After a while the fire was out. Thankfully the building was pronounced sound with only the girl’s unit a charred ruin. My husband said he was going in to check on our place and the cats.

“I’m staying with her”

A dog-loving neighbor joined us and called animal control to dispose of the puppy body.

“The fire marshall can walk you through now,” a policeman informed her. “It’ll be your only chance to see about any valuables or stuff before we cordon off the unit.”

“What do I do with her?” the girl gestured to her inert bundle.

“Just put it down, no one will touch it. It will be fine here”

“I’m not just leaving her on the sidewalk!” the girl spat. She brandished the dead dog at the cop like a threat, like a debt he owed her. “Will you hold her?”

“I gotta file a report,” the cop muttered and turned to use his cruiser’s roof as a desk. The girl stared in wide-eyed pain. “The fire marshall’s waiting for you.”

“I’ll hold her,” I held my hands up to the girl.


“I’d be honored” She delicately placed the wrapped bundle in my hands and I held the dead dog in my lap. Her grey head lolled out of the wrap. I briefly wondered how the firewoman had found such a clean white cloth for the dog and I petted the soft head, tucking it better into the bundle.

The crowd dispersed, filtering back into the building and to evenings interrupted. I sat alone in the chill January air with a dead dog on my lap. I told her she’d be missed, that we were all so sorry, that we tried to get to her. I asked her to say hi to my Simon. And then I started crying for the first time in the whole incident.

After a while animal control showed up. I asked the dog-loving neighbor who’d come out to check on me to get the girl. I couldn’t just hand the dead puppy over without her having her goodbye. The girl came stumbling out, numbly dragging a small carry-on behind her.

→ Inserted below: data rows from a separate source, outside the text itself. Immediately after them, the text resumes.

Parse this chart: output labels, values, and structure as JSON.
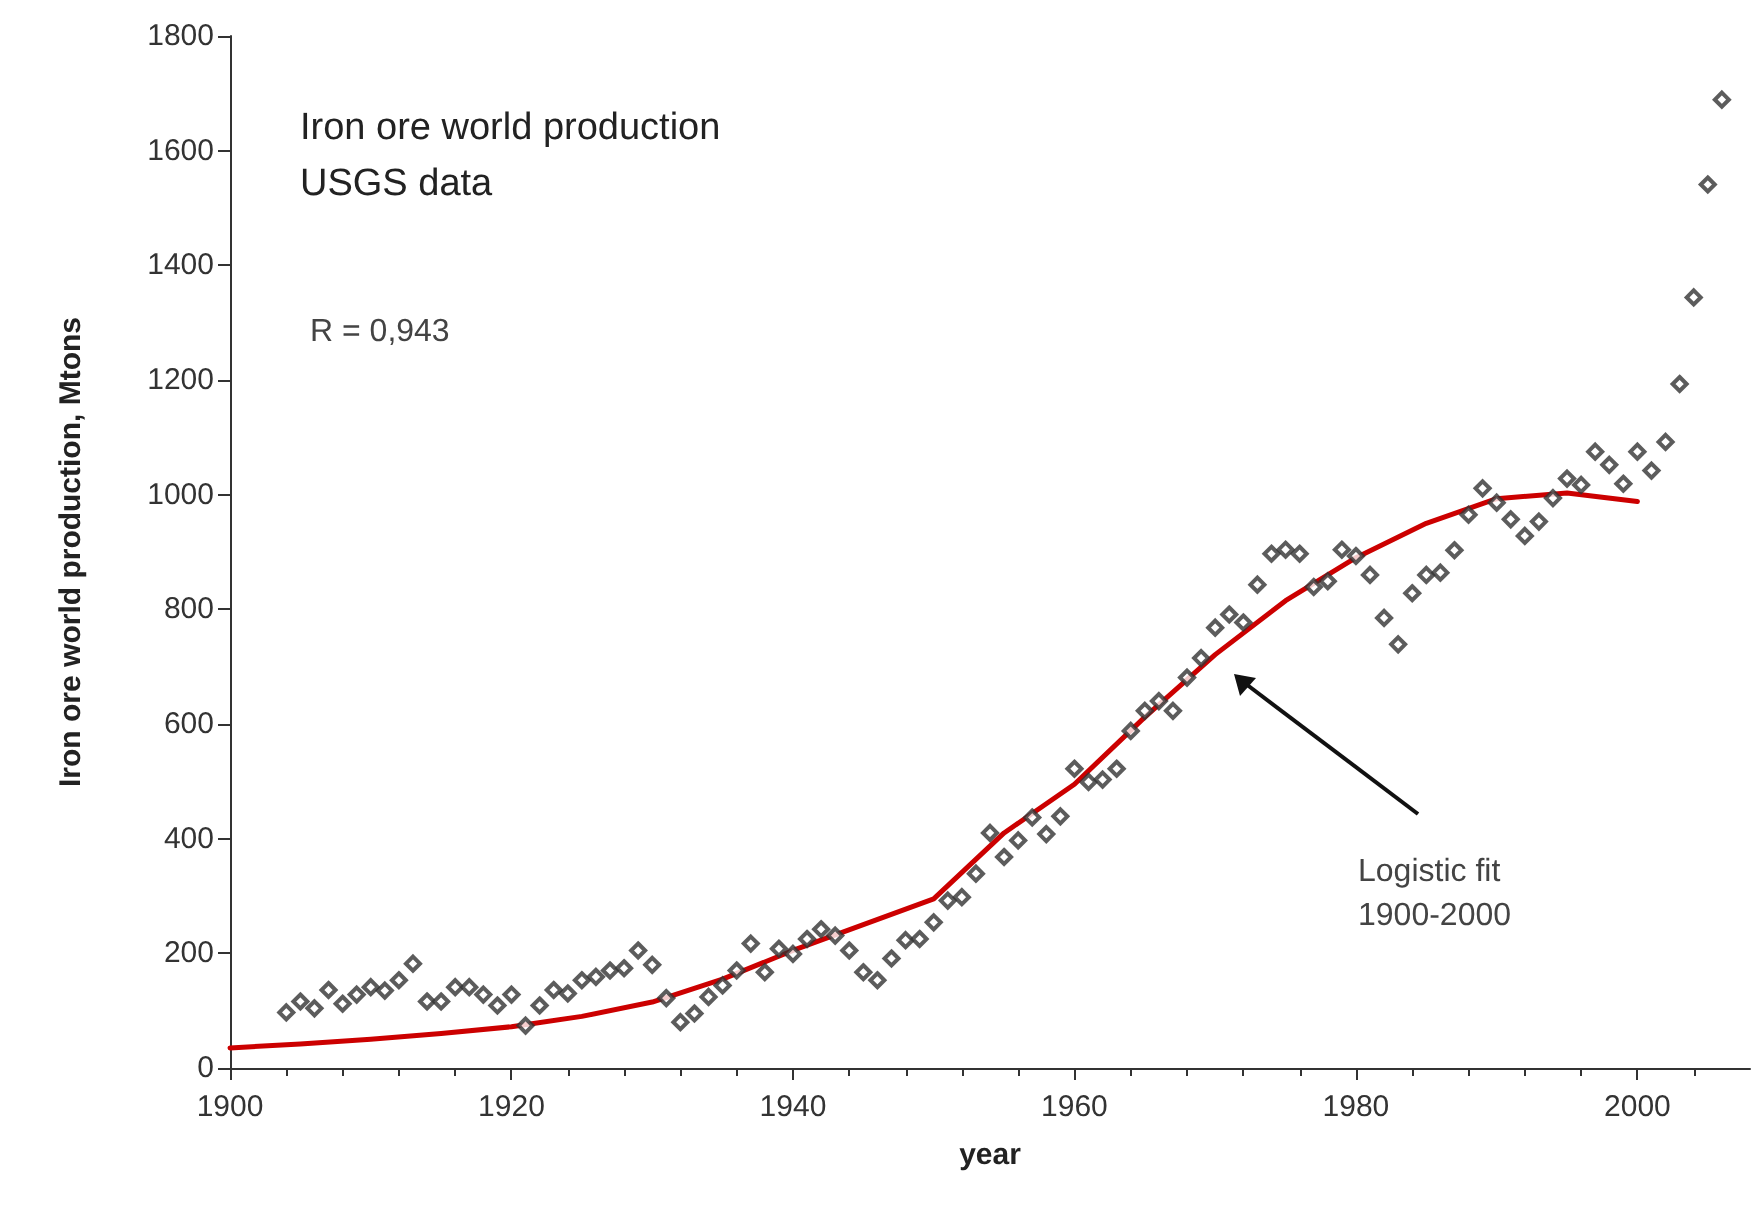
{
  "chart_data": {
    "type": "scatter",
    "title": "Iron ore world production\nUSGS data",
    "xlabel": "year",
    "ylabel": "Iron ore world production, Mtons",
    "annotations": [
      "R = 0,943",
      "Logistic fit\n1900-2000"
    ],
    "xlim": [
      1900,
      2008
    ],
    "xticks": [
      1900,
      1920,
      1940,
      1960,
      1980,
      2000
    ],
    "ylim": [
      0,
      1800
    ],
    "yticks": [
      0,
      200,
      400,
      600,
      800,
      1000,
      1200,
      1400,
      1600,
      1800
    ],
    "grid": false,
    "marker": "diamond",
    "series": [
      {
        "color": "#333333",
        "x": [
          1904,
          1905,
          1906,
          1907,
          1908,
          1909,
          1910,
          1911,
          1912,
          1913,
          1914,
          1915,
          1916,
          1917,
          1918,
          1919,
          1920,
          1921,
          1922,
          1923,
          1924,
          1925,
          1926,
          1927,
          1928,
          1929,
          1930,
          1931,
          1932,
          1933,
          1934,
          1935,
          1936,
          1937,
          1938,
          1939,
          1940,
          1941,
          1942,
          1943,
          1944,
          1945,
          1946,
          1947,
          1948,
          1949,
          1950,
          1951,
          1952,
          1953,
          1954,
          1955,
          1956,
          1957,
          1958,
          1959,
          1960,
          1961,
          1962,
          1963,
          1964,
          1965,
          1966,
          1967,
          1968,
          1969,
          1970,
          1971,
          1972,
          1973,
          1974,
          1975,
          1976,
          1977,
          1978,
          1979,
          1980,
          1981,
          1982,
          1983,
          1984,
          1985,
          1986,
          1987,
          1988,
          1989,
          1990,
          1991,
          1992,
          1993,
          1994,
          1995,
          1996,
          1997,
          1998,
          1999,
          2000,
          2001,
          2002,
          2003,
          2004,
          2005,
          2006
        ],
        "values": [
          97,
          116,
          104,
          136,
          112,
          128,
          141,
          135,
          153,
          182,
          116,
          116,
          141,
          141,
          128,
          109,
          128,
          74,
          109,
          136,
          130,
          153,
          159,
          170,
          174,
          205,
          180,
          122,
          80,
          95,
          124,
          144,
          170,
          217,
          167,
          208,
          199,
          225,
          242,
          231,
          205,
          167,
          153,
          191,
          223,
          225,
          254,
          292,
          298,
          339,
          410,
          368,
          397,
          437,
          408,
          439,
          522,
          499,
          503,
          522,
          588,
          623,
          640,
          623,
          681,
          715,
          768,
          791,
          777,
          843,
          897,
          904,
          897,
          839,
          849,
          904,
          893,
          860,
          785,
          739,
          828,
          860,
          864,
          903,
          965,
          1011,
          986,
          957,
          928,
          953,
          994,
          1028,
          1017,
          1075,
          1052,
          1019,
          1075,
          1042,
          1092,
          1193,
          1344,
          1541,
          1689
        ]
      },
      {
        "type": "line",
        "color": "#cc0000",
        "line_style": "solid",
        "marker": "none",
        "x": [
          1900,
          1905,
          1910,
          1915,
          1920,
          1925,
          1930,
          1935,
          1940,
          1945,
          1950,
          1955,
          1960,
          1965,
          1970,
          1975,
          1980,
          1985,
          1990,
          1995,
          2000
        ],
        "values": [
          35,
          42,
          50,
          60,
          72,
          90,
          115,
          155,
          205,
          250,
          295,
          410,
          495,
          612,
          721,
          815,
          890,
          950,
          993,
          1003,
          988
        ]
      }
    ]
  }
}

I gave her the puppy and she petted her ears and head, told her how much she loved her and how sorry she was for her short life.

She looked at the mercifully patient animal control officer. “I can’t,” she squeaked. The dog-loving neighbor stepped in and handed the bundle over to the officer while I hugged the sobbing girl.

Her parents arrived to pick her up. I wanted to give her my number in case she needed anything. I watched dumbly as she walked away. I drifted back inside and found my husband on the couch comforting our freaked out cats. We looked at each other confused, relieved, guilty. We had just abandoned everything we said we’d grab in case of fire. We’d left with no money or supplies for survival. We felt we’d failed our fire test.

We heard later that despite their initial scolding from the firemen, my husband and the guy’s actions with their extinguishers probably helped stop the fire from spreading more. I never saw the girl again. Our building smells like smoke and the ground floor is missing its carpet but otherwise it’s as though nothing ever happened.